Hopefully after the MDT meeting you may have a rough timeline. With this in mind On a practical level you need to have lots of discussions with your brother with regards to his end of life care. Would he like, if possible, to see the end days at home or would he like to go to a hospice? If he wants to stay at home will he require a medical bed? Does he have a downstairs room that could be turned into a bedroom? Does he have a downstairs bathroom? May he need a stair lift to help him? He will be given a palliative care nurse who should be able to help and advise you on the above.
Does he need to see a solicitor to put his affairs in order. I know that sounds strange but lots of people worry about leaving things in a mess. Would he like to talk to you about funeral arrangements. These are desperately hard discussions to be had but they will undoubtedly be going through his head and you can help share that burden with him. Are you his next of kin? You need to establish who is so that you can make any necessary decisions on his behalf.
At home get lots of easy food in that dies not require much preparation. If he is able to eat then get in treats that he likes.
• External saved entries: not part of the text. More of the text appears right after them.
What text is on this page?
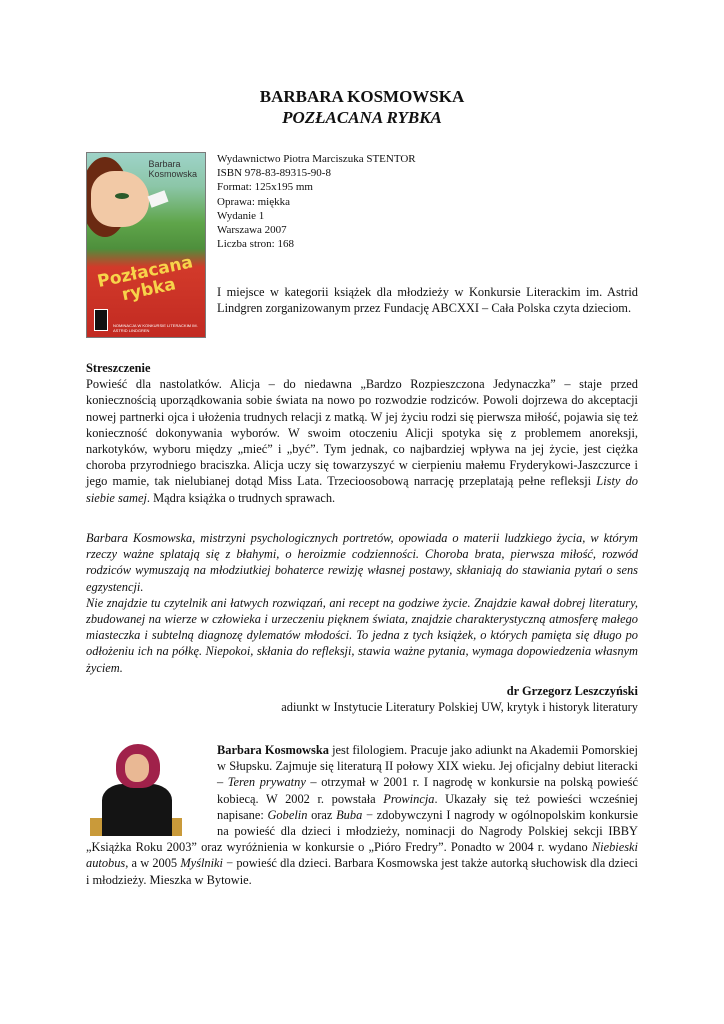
BARBARA KOSMOWSKA
POZŁACANA RYBKA
Barbara
Kosmowska
Pozłacana rybka
NOMINACJA W KONKURSIE LITERACKIM IM. ASTRID LINDGREN
Wydawnictwo Piotra Marciszuka STENTOR
ISBN 978-83-89315-90-8
Format: 125x195 mm
Oprawa: miękka
Wydanie 1
Warszawa 2007
Liczba stron: 168
I miejsce w kategorii książek dla młodzieży w Konkursie Literackim im. Astrid Lindgren zorganizowanym przez Fundację ABCXXI – Cała Polska czyta dzieciom.
Streszczenie

Powieść dla nastolatków. Alicja – do niedawna „Bardzo Rozpieszczona Jedynaczka” – staje przed koniecznością uporządkowania sobie świata na nowo po rozwodzie rodziców. Powoli dojrzewa do akceptacji nowej partnerki ojca i ułożenia trudnych relacji z matką. W jej życiu rodzi się pierwsza miłość, pojawia się też konieczność dokonywania wyborów. W swoim otoczeniu Alicji spotyka się z problemem anoreksji, narkotyków, wyboru między „mieć” i „być”. Tym jednak, co najbardziej wpływa na jej życie, jest ciężka choroba przyrodniego braciszka. Alicja uczy się towarzyszyć w cierpieniu małemu Fryderykowi-Jaszczurce i jego mamie, tak nielubianej dotąd Miss Lata. Trzecioosobową narrację przeplatają pełne refleksji Listy do siebie samej. Mądra książka o trudnych sprawach.

Barbara Kosmowska, mistrzyni psychologicznych portretów, opowiada o materii ludzkiego życia, w którym rzeczy ważne splatają się z błahymi, o heroizmie codzienności. Choroba brata, pierwsza miłość, rozwód rodziców wymuszają na młodziutkiej bohaterce rewizję własnej postawy, skłaniają do stawiania pytań o sens egzystencji.

Nie znajdzie tu czytelnik ani łatwych rozwiązań, ani recept na godziwe życie. Znajdzie kawał dobrej literatury, zbudowanej na wierze w człowieka i urzeczeniu pięknem świata, znajdzie charakterystyczną atmosferę małego miasteczka i subtelną diagnozę dylematów młodości. To jedna z tych książek, o których pamięta się długo po odłożeniu ich na półkę. Niepokoi, skłania do refleksji, stawia ważne pytania, wymaga dopowiedzenia własnym życiem.

dr Grzegorz Leszczyński
adiunkt w Instytucie Literatury Polskiej UW, krytyk i historyk literatury
Barbara Kosmowska jest filologiem. Pracuje jako adiunkt na Akademii Pomorskiej w Słupsku. Zajmuje się literaturą II połowy XIX wieku. Jej oficjalny debiut literacki – Teren prywatny – otrzymał w 2001 r. I nagrodę w konkursie na polską powieść kobiecą. W 2002 r. powstała Prowincja. Ukazały się też powieści wcześniej napisane: Gobelin oraz Buba − zdobywczyni I nagrody w ogólnopolskim konkursie na powieść dla dzieci i młodzieży, nominacji do Nagrody Polskiej sekcji IBBY „Książka Roku 2003” oraz wyróżnienia w konkursie o „Pióro Fredry”. Ponadto w 2004 r. wydano Niebieski autobus, a w 2005 Myślniki − powieść dla dzieci. Barbara Kosmowska jest także autorką słuchowisk dla dzieci i młodzieży. Mieszka w Bytowie.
Prepare a folder that all his medical notes can go into, emergency numbers, appointments so that everything is in one place and easy to put your hands on.
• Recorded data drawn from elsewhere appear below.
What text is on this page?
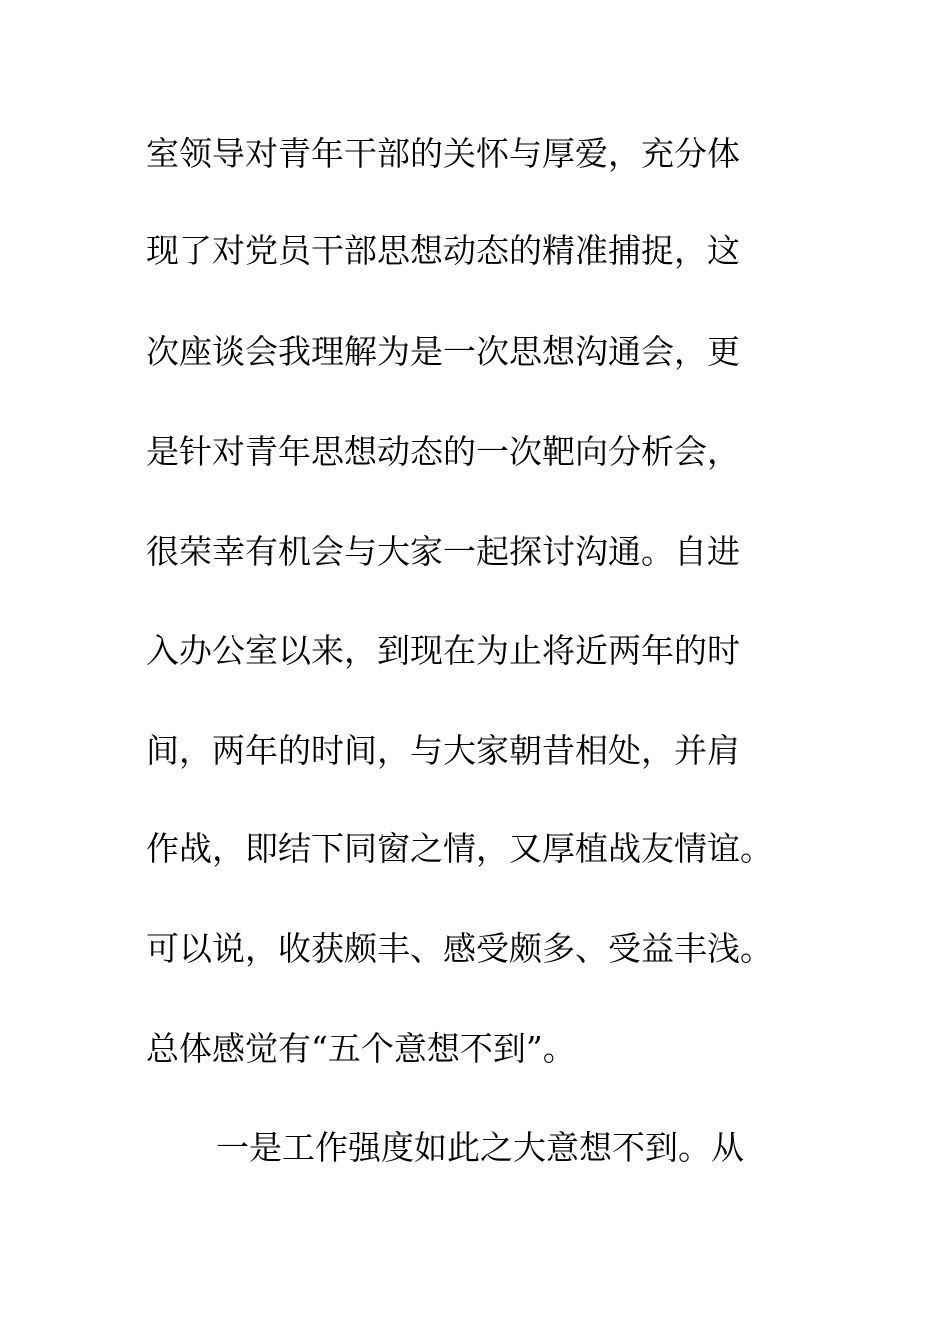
室领导对青年干部的关怀与厚爱，充分体

现了对党员干部思想动态的精准捕捉，这

次座谈会我理解为是一次思想沟通会，更

是针对青年思想动态的一次靶向分析会，

很荣幸有机会与大家一起探讨沟通。自进

入办公室以来，到现在为止将近两年的时

间，两年的时间，与大家朝昔相处，并肩

作战，即结下同窗之情，又厚植战友情谊。

可以说，收获颇丰、感受颇多、受益丰浅。

总体感觉有“五个意想不到”。

一是工作强度如此之大意想不到。从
Talk to him about how much care he wants from you/you are able to give him. He might not wNt you to help him bathing, for instance, but maybe ok to help get him dressed. If you can have an honest conversation then it does make it easier for you to help and for him to accept your help.
Talk, talk, talk. Laugh and cry with him. Share memories, say everything you want to say to him.
During the last few days with both my son and my mum we wanted them to be surrounded by love and laughter. We wanted them to hear and experience laughter right to the end. My mum loved her radio so we had it playing all the time for her. When sings came on we knew she loved we would sing along to them.
My son was an intellect and some of his teachers came in to see him in the last few days to talk normal school boy subjects with him. He also loved his food and was able to eat and enjoy food right up to two days before he died. He ate all the things he loved - treacle sponge pudding, chocolate cake, pasta. Through most of his treatment he couldn't eat so this was something he could enjoy at the end.
Look upon this as an honour - to look after a loved one at the end of their life. It will see you through some terrible times to know you did what you could for him.
Crying now so will stop. I hope that your brother is able to receive treatment that gives him time but is also gentle on him.